E quantas perguntas somos capazes de formular a partir daquele pequeno pedaço de madeira.
Já dizia meu velho pai que não se dorme um dia sem ter aprendido algo novo. Ali estava eu, com as minhas caraminholas em polvorosa, refletindo e aprendendo muita coisa. Quando nos reunimos em torno de uma mesa, com água e café, foi o momento de ouvir ainda mais.
Para começar, sobre os conceitos diferenciados de museus. Marcio Ferreira representando um “museu de território”, a Reserva Natural Vale, 23 mil hectares de Mata Atlântica praticamente intactos em Linhares, no Espírito Santo; Daniel Bruch à frente de um “museu de ciências” que se autodenomina como “um ambiente de ideias, explorações e perguntas”.
Sem lugar à mesa, mas presente em nossas conversas, estavam os museus tradicionais, com objetos e obras de arte e pintura que nos levam a… contemplar.
Conversa vai, conversa vem, a folhas tantas Marcio Ferreira, desde sempre ligado às árvores e aos bichos que compõem nosso meio ambiente, olhando pela janela identificou, nos jardins do Museu, uma árvore Aroeira: “É a árvore que dá a pimenta rosa!”
E lá estávamos nós transportados para o Espírito Santo, já que a Aroeira é uma espécie muito presente no litoral capixaba. E tem sido bastante exportada para outros países.

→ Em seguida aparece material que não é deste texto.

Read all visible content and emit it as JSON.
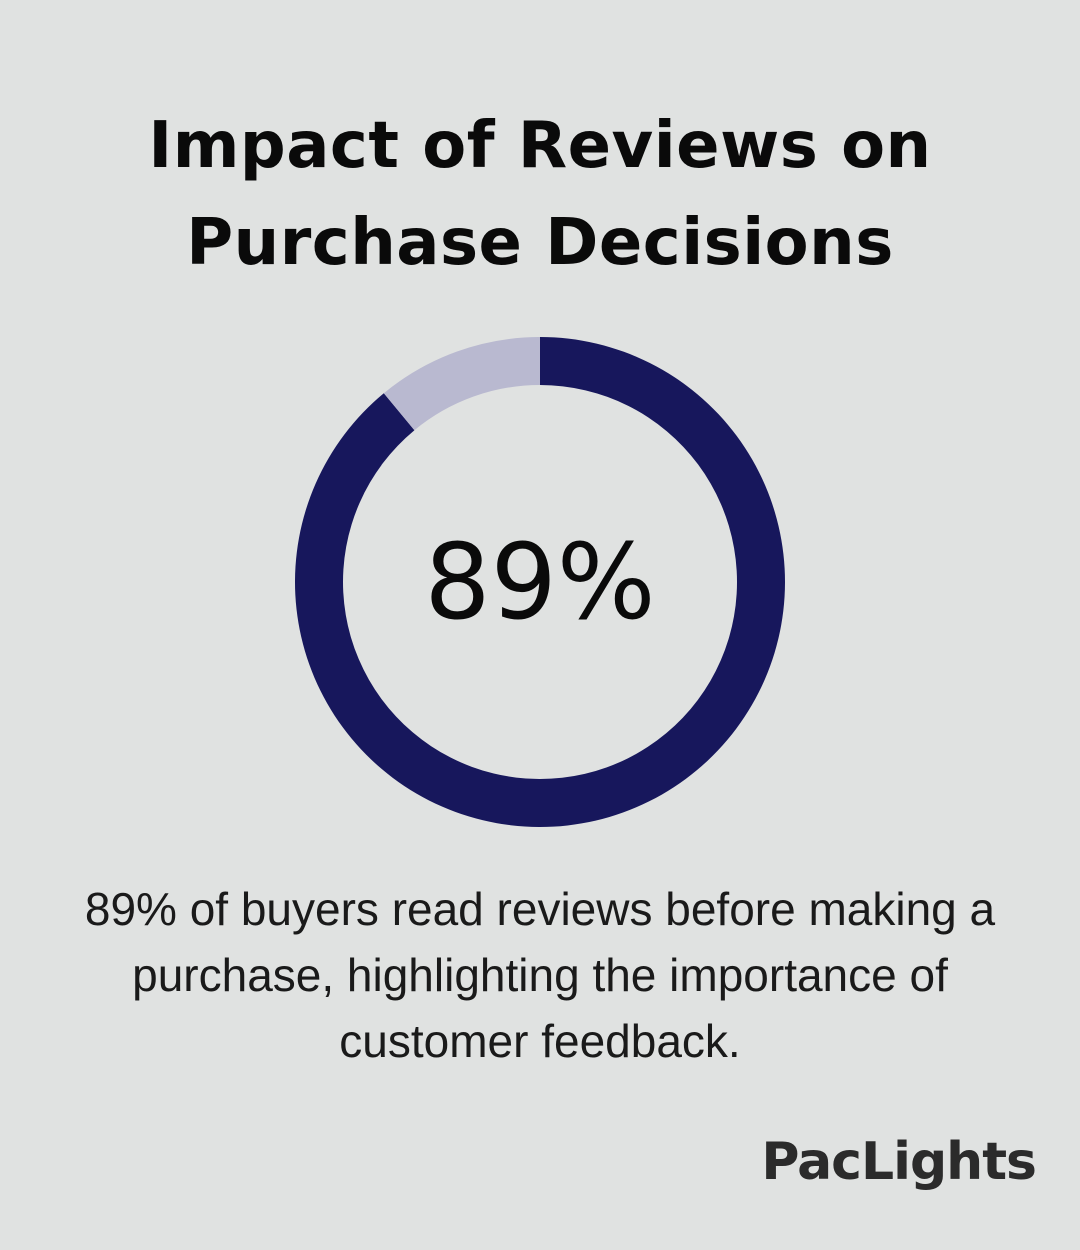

A conversa fluía como fluem os pensamentos derivados de bons propósitos. E de pessoas ricas em ideias. Em pouco tempo, os dois museus, através de seus representantes, já estavam costurando formas de se conectarem. Tecnologia daqui, cuidados ambientais de lá, o bordado vai ficando ainda mais garboso porque há boas parcerias institucionais e elas são sempre bem-vindas. Alvíssaras!
Plenamente alimentados os pensamentos, a hora do almoço chegava e nos fazia querer nutrir também o corpo.
Fomos convidados a degustar uma refeição paraense da mais alta qualidade na Casa do Saulo, ali no espaço do Museu. Nossa conversa prosseguiu, animadamente cercada por iguarias como arroz com jambu, banana da terra assada, mapará grelhado, farofa de mandioca, humus de feijão… Ainda agora me vem água na boca ao lembrar dos sabores. Não pedi sobremesa porque já estava plenamente satisfeita, mas cá estou eu aqui a pensar no que perdi…
Hora de partir, para diminuir um pouco a minha pegada de carbono, que num dos dispositivos do Museu do Amanhã vi que está alta, peguei o excelente VLT, de novo o Metrô e de novo o táxi.
É um passeio imperdível, que aparentemente os criocas já estão dando o valor devido: só nesses quatro meses de 2023, 300 mil pessoas visitaram o Museu do Amanhã. Pretendo voltar mais e mais vezes, porque ainda me sobraram caraminholas…
Enquanto isto, vou ali a Linhares na semana que vem para conhecer a Reserva. Conto tudo na volta!